New Louisville Metro Council committee to examine development in the city
The Louisville Metro Council is adding an Ad Hoc Land Use Committee. Council President Markus Winkler expects the group to recommend changes to regulations that he says are unpopular with developers and residents.
The committee will be chaired by Metro Council Members Andrew Owen, a District 9 Democrat, and Khalil Batshon, a District 25 Republican. The rest of its members will be announced by next week, according to a council press release Thursday, and the group will begin meeting in the next few weeks.
Winkler, a District 17 Democrat, said he’s heard from both local developers and residents that they feel the current regulations surrounding development don’t benefit them.
“If I put my developer hat on, we want the process to be quick and easy and predictable,” he said. “And if I'm a resident, I want to feel that I'm heard in the process, and I've got a say in what happens.”
Winkler said he expects the new committee’s members to review development processes and figure out what changes are needed. That could include adding or eliminating certain steps before a development is approved.
He also said the committee would consult with the public and experts. That includes talking to residents and developers, as well as reaching out to leaders in other cities.
“What might we learn from those areas, and how might we adapt that for Louisville?” Winkler said. “That might be process changes, it might be legislative changes, or it might be changes that we need in Frankfort.”
Metro Council already has a Planning and Zoning Committee. Winkler, who does not sit on that committee, said it is often tied up with handling zoning cases that have short deadlines, and the ad hoc committee would handle broader city issues.

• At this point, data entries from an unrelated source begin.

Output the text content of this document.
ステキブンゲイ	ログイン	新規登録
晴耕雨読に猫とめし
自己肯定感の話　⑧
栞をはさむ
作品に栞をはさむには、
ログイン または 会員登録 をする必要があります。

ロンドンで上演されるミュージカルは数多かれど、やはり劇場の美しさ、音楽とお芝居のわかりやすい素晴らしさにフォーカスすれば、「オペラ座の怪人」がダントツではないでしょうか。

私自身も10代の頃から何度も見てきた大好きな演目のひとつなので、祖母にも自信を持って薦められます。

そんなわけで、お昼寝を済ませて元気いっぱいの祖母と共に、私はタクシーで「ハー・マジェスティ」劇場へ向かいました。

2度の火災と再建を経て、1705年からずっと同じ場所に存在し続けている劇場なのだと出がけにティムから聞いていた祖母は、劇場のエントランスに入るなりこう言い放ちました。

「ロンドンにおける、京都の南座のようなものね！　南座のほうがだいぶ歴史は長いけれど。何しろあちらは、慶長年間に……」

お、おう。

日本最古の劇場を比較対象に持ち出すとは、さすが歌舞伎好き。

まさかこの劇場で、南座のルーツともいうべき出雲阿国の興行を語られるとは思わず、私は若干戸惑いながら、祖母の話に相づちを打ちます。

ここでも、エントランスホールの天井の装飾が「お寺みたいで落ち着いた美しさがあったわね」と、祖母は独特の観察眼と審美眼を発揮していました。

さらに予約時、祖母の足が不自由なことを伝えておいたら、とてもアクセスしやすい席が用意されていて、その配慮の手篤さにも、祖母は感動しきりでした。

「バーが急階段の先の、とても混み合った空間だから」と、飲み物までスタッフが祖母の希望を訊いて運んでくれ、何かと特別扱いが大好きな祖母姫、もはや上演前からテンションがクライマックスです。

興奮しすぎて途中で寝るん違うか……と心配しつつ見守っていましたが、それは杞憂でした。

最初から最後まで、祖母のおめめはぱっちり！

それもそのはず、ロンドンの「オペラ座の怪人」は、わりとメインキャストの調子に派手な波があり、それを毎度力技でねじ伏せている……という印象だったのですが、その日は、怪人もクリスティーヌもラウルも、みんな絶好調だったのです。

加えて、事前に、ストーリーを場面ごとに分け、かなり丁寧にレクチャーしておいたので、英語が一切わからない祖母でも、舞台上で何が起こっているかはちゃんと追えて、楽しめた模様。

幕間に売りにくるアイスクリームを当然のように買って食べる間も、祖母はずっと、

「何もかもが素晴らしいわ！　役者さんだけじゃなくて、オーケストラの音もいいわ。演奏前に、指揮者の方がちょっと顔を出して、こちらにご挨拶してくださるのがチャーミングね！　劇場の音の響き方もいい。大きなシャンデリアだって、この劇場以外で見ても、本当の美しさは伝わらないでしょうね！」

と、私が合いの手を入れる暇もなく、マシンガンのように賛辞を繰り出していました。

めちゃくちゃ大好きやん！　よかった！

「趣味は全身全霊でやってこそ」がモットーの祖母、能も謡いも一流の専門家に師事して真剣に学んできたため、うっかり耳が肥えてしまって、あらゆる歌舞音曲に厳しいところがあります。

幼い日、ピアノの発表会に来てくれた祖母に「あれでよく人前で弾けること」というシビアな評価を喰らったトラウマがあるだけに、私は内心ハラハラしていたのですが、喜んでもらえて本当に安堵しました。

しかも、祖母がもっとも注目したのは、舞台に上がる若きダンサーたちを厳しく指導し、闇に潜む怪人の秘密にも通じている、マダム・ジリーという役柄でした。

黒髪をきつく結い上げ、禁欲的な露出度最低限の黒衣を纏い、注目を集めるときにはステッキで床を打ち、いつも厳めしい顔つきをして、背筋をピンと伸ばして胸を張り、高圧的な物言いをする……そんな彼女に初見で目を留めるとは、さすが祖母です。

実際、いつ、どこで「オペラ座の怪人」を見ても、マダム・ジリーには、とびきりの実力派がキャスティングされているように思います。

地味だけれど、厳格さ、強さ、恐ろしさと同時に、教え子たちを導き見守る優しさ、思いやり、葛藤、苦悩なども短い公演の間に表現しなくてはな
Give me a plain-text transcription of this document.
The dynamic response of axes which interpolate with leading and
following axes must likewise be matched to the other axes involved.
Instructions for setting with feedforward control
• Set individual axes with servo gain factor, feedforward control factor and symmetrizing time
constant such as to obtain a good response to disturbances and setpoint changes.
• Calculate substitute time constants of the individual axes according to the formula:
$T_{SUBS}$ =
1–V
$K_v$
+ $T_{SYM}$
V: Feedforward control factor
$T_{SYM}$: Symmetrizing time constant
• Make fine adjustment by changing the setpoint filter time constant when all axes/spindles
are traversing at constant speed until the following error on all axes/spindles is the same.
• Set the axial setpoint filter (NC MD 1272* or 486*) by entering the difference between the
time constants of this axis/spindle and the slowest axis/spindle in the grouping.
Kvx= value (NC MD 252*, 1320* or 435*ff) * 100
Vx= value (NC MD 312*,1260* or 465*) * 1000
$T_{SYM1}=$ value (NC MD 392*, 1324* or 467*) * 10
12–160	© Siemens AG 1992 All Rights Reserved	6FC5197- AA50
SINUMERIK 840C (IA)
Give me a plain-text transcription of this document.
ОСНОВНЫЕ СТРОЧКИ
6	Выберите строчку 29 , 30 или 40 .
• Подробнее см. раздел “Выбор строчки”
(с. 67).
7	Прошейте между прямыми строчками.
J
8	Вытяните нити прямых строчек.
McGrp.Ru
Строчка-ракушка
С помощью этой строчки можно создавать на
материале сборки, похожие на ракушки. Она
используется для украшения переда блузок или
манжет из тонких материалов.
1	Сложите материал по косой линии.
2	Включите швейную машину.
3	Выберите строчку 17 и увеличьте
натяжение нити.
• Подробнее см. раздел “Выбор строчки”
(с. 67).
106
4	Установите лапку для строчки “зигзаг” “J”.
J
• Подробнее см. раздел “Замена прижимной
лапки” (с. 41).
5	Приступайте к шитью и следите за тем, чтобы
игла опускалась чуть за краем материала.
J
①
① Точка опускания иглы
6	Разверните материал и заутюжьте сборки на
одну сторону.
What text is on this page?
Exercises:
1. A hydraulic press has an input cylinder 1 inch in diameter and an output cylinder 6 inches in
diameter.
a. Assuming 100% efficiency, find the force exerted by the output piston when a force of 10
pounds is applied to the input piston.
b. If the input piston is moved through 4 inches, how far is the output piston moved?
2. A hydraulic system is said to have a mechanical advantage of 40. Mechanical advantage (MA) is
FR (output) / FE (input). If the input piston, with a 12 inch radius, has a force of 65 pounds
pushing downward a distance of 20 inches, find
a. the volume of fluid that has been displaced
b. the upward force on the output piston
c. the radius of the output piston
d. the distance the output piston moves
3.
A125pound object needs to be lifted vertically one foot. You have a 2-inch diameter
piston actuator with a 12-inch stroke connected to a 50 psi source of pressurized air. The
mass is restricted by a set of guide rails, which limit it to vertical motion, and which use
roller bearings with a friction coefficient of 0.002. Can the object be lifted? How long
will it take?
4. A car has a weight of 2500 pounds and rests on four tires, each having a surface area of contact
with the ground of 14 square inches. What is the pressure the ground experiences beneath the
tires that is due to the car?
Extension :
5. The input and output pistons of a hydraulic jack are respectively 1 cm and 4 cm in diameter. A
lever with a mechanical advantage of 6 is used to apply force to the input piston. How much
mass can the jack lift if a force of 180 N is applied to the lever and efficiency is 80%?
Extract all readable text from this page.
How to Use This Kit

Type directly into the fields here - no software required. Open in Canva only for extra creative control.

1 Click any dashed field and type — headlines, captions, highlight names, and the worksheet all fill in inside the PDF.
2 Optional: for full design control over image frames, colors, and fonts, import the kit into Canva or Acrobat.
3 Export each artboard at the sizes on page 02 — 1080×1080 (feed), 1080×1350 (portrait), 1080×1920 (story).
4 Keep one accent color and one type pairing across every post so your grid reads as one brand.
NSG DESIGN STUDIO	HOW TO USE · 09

He co-sponsored two ordinances that the Metro Council approved in October, altering some regulations on how landmarks are preserved in Louisville.
As Metro Council prepares for the new committee, the city’s Office of Planning is also considering new ways to promote diverse housing options through changes to the Land Development Code.
On Wednesday, the agency hosted two open houses at public libraries, showing residents what kinds of new housing types could be built, and where they could be introduced across the city.
The presentations were based on drafts prepared by Opticos Design, a California-based firm that promotes forms of “middle housing” — including multiplexes and townhouses — that are often hard to build due to restrictive zoning laws.
Emily Liu, director of the Office of Planning, said at the open house at Western Library that her team plans to introduce amendments to the code that support building more middle housing.
“Hopefully this year, we're going to work with Metro Council and the community as well to go through the adoption process,” she said.
The office has continued working on revisions since releasing a list of recommendations in 2021. Five amendments from the list’s first phase of changes were adopted later that year. Another amendment expanding where child care facilities can be established was approved in 2022.
The agency previously said it expected to present code changes promoting more middle housing by the end of last year. Liu said the city has focused on public feedback in its zoning reform efforts during the last two years.